Le massacre de Tulle
8 juin 1944, un détachement de la 2e Division Das Reich investit Tulle. Depuis la veille, la ville est aux mains de la Résistance. Les soldats SS vont reprendre la cité et commettre de terribles représailles.
Le 9 juin, les hommes de la Das Reich rassemblent 3 000 hommes dans la cour de la manufacture de Tulle. Une déclaration des forces allemandes est placardée en ville dans laquelle est stipulée que, pour venger 40 soldats allemands tués, 120 maquisards ainsi que leurs complices seront pendus. Dans l’après-midi, des Tullistes sont relâchés, mais 400 restent retenus. Entre 16h et 19h, 99 hommes sont pendus par les nazis.
Les jours suivants, 149 Tullistes sont déportés vers le camp de concentration de Dachau au nord-ouest de Munich en Allemagne. Seuls 48 de ces hommes reviendront. En 48 heures, 213 civils seront tués à Tulle.
Le 9 juin, la Division Das Reich quitte Tulle pour rejoindre le front normand.
La 643e victime d’Oradour-sur-Glane
Le 10 juin 1944, la 3ᵉ compagnie de la Division Waffen SS Das Reich, soit environ 200 hommes, entrent dans le bourg d’Oradour-sur-Glane, en Haute-Vienne. Le village est encerclé, les habitants rassemblés sur le champ de foire. Les hommes, répartis dans des lieux clos sont systématiquement exécutés. Les femmes et les enfants sont tués dans l’église que les nazis tentent de détruire à coups d’explosifs. Un massacre qui fit 643 victimes.
Jusqu’en 2019, la tragédie d’Oradour-sur-Glane avait officiellement fait 642 victimes. Ramona Dominguez Gil, âgée de 73 ans au moment des faits, avait été omise de cette liste macabre. Grâce aux Archives Départementales de la Haute-Vienne, à l’association Ateneo Republicano du Limousin et au travail de recherche de l’historien David Ferrer Revull, la réfugiée espagnole qui avait fui la dictature franquiste en 1939 a été réhabilitée en tant que victime du massacre.
Avec d’autres réfugiés, elle vivait dans un camp non loin du village en compagnie de son fils Joan, sa belle-fille Marina et ses trois petits enfants Miquel, Harmonia et Llibert. Ils seront tous massacrés le 10 juin 1944.
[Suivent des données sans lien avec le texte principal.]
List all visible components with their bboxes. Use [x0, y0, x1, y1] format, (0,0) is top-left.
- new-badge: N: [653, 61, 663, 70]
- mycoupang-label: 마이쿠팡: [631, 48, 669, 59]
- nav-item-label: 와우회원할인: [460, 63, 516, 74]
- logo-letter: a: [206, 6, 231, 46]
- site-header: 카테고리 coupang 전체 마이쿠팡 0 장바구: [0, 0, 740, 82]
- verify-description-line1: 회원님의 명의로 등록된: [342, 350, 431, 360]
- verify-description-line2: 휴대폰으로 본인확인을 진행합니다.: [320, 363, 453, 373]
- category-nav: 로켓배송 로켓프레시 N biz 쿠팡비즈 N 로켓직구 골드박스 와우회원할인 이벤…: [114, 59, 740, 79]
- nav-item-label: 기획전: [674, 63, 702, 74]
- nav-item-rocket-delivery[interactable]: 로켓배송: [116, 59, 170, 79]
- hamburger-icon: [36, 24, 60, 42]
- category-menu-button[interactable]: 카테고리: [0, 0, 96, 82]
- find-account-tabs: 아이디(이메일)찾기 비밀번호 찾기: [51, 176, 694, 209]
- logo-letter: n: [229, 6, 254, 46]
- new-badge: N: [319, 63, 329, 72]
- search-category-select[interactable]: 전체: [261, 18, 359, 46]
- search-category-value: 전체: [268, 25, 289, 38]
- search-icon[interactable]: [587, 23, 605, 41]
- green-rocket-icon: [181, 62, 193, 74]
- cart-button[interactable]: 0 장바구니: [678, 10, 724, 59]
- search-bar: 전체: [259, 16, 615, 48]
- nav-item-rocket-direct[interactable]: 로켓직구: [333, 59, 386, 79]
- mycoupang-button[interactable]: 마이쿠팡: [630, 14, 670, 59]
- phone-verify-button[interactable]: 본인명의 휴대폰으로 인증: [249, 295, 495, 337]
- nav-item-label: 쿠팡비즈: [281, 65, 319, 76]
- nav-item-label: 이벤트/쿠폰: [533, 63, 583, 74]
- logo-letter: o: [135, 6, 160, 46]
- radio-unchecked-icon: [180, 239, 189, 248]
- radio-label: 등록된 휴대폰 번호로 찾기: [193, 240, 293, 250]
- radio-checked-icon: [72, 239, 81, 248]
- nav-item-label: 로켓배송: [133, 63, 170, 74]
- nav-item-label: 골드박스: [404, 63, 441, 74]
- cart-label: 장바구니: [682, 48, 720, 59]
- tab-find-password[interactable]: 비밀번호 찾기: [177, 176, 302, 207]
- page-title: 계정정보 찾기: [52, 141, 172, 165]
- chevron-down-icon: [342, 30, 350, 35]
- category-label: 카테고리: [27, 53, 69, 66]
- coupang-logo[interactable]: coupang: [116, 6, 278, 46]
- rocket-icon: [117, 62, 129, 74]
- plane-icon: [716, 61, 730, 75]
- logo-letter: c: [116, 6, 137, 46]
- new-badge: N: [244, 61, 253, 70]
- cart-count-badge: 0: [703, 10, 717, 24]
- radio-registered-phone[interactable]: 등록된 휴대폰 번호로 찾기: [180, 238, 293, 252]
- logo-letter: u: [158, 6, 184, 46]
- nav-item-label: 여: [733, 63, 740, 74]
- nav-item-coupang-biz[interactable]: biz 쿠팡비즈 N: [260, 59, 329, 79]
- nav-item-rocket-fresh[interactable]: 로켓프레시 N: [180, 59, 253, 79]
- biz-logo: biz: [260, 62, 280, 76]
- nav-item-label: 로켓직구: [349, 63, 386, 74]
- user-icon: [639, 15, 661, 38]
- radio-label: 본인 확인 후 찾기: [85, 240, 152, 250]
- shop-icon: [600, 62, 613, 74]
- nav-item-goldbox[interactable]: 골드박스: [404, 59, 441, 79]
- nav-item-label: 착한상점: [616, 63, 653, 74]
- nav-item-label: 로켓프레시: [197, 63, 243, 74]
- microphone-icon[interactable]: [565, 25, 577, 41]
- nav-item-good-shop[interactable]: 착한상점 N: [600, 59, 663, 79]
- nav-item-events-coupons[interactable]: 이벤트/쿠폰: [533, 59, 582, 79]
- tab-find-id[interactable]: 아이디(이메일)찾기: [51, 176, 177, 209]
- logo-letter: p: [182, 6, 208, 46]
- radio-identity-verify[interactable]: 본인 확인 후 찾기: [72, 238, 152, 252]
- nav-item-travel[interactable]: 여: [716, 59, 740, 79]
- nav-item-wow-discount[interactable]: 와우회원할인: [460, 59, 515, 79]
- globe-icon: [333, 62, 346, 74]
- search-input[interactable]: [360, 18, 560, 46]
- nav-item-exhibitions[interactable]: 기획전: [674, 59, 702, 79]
Pour les familles concernées, c’est très important. C’est aussi important pour l’Histoire d’avoir les bons chiffres.
Fabrice Grenard, historien spécialiste de la Résistance
"Dans les victimes de ces exactions, il y a beaucoup d’inconnues, précise l'historien, responsable du département recherche et pédagogie à la Fondation de la Résistance. On connaît la problématique du Soldat Inconnu, commémoré sous l’arc de Triomphe à Paris. Au cours de la seconde guerre mondiale, il y a eu le même phénomène. Énormément de clandestins se cachaient sous une fausse identité, comme certains Républicains espagnols. Des gens que l'on connaissait sous forme de pseudonymes, c'étaient parfois des Espagnols dont on ne connaissait pas l’identité."
Depuis le 8 juin 2021, la photo de Ramona Dominguez Gil a rejoint la galerie des visages à l’entrée du village martyr d'Oradour-sur-Glane.